According to a now famous wall poster at Peking University, Fang argued that democracy was not granted from above by the party, as Vice-Premier Wan reportedly said, but was earned through struggles by the people. Fang has said that the discussion was not as simplistic as the students' version of it.

Chinese sources say Mr. Deng was angered by Fang's permissive attitude toward the students and, according to a pro-Peking Hong Kong newspaper, the Wen Wei Po, has ordered his expulsion from the party along with several other intellectuals.

Fang came under attack yesterday in the Guangming Daily, though he was not mentioned by name, for advocating ``complete Westernization'' and rejecting socialism.

In an interview with the same newspaper in September, Fang, an astrophysicist, advocated greater academic freedom and the right of intellectuals to be active politically in society.

``Scientists must express their feelings about anything in society, especially if unreasonable, wrong, and evil things emerge,'' he told a Guangming Daily reporter.

``The emergence and development of new theories necessitate creating an atmosphere of democracy and freedom in the university.... In the university environment, there should be nothing that can only be upheld and allows no questioning of why it must be upheld,'' he said.

Chinese sources say other prominent intellectuals have also come under criticism, including investigative reporter Liu Binyan, Shanghai literary critic Wang Ruowang, and Yan Jiaqi, director of the Institute of Political Science at the Chinese Academy of Social Sciences.

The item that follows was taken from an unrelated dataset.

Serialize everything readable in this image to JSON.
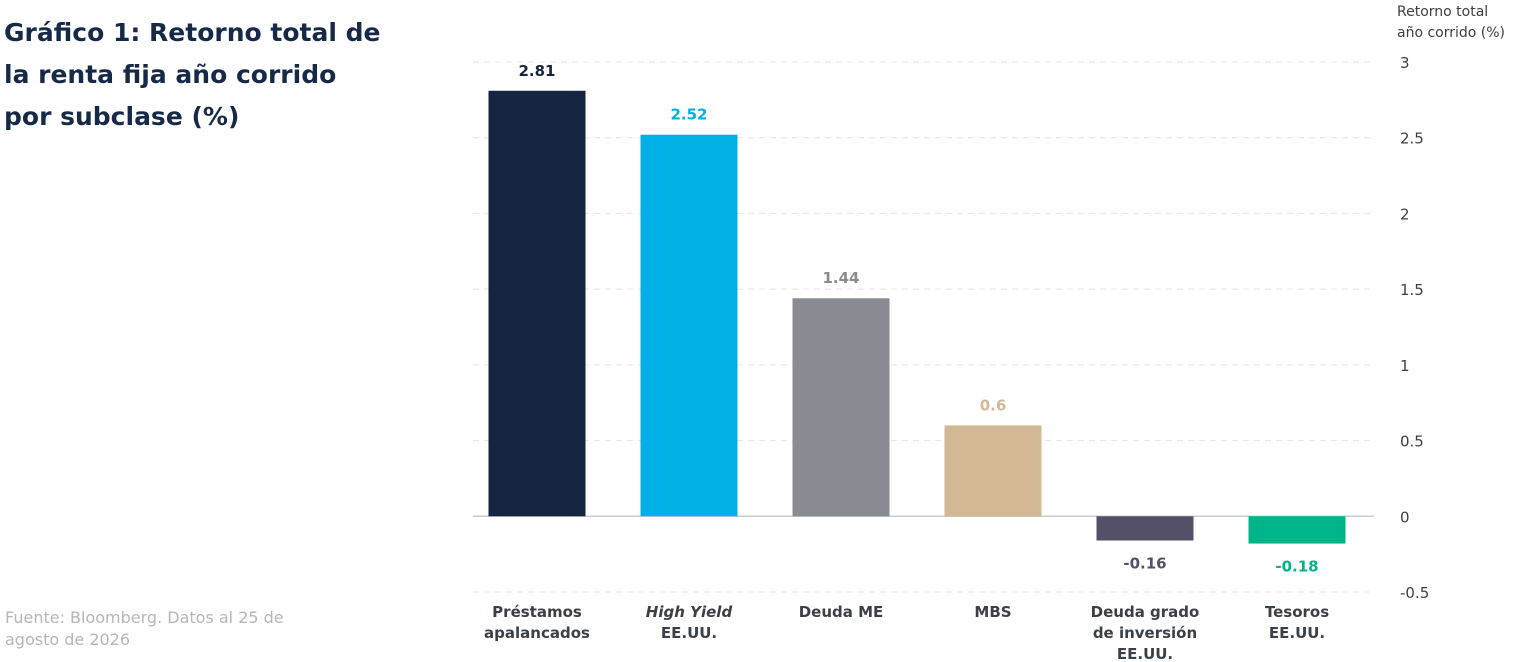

According to the Wen Wei Po, the Communist Party Central Committee is about to issue the first policy directive of 1987 which will announce a propaganda offensive for the year.

The object of the campaign will be to demonstrate the superiority of socialism and reverse the trend to bourgeois liberalism.

Circulars from the Central Committee set the party's major agenda items and this would be the first time in five years the party's No. 1 circular for the year has not dealt with agricultural reforms.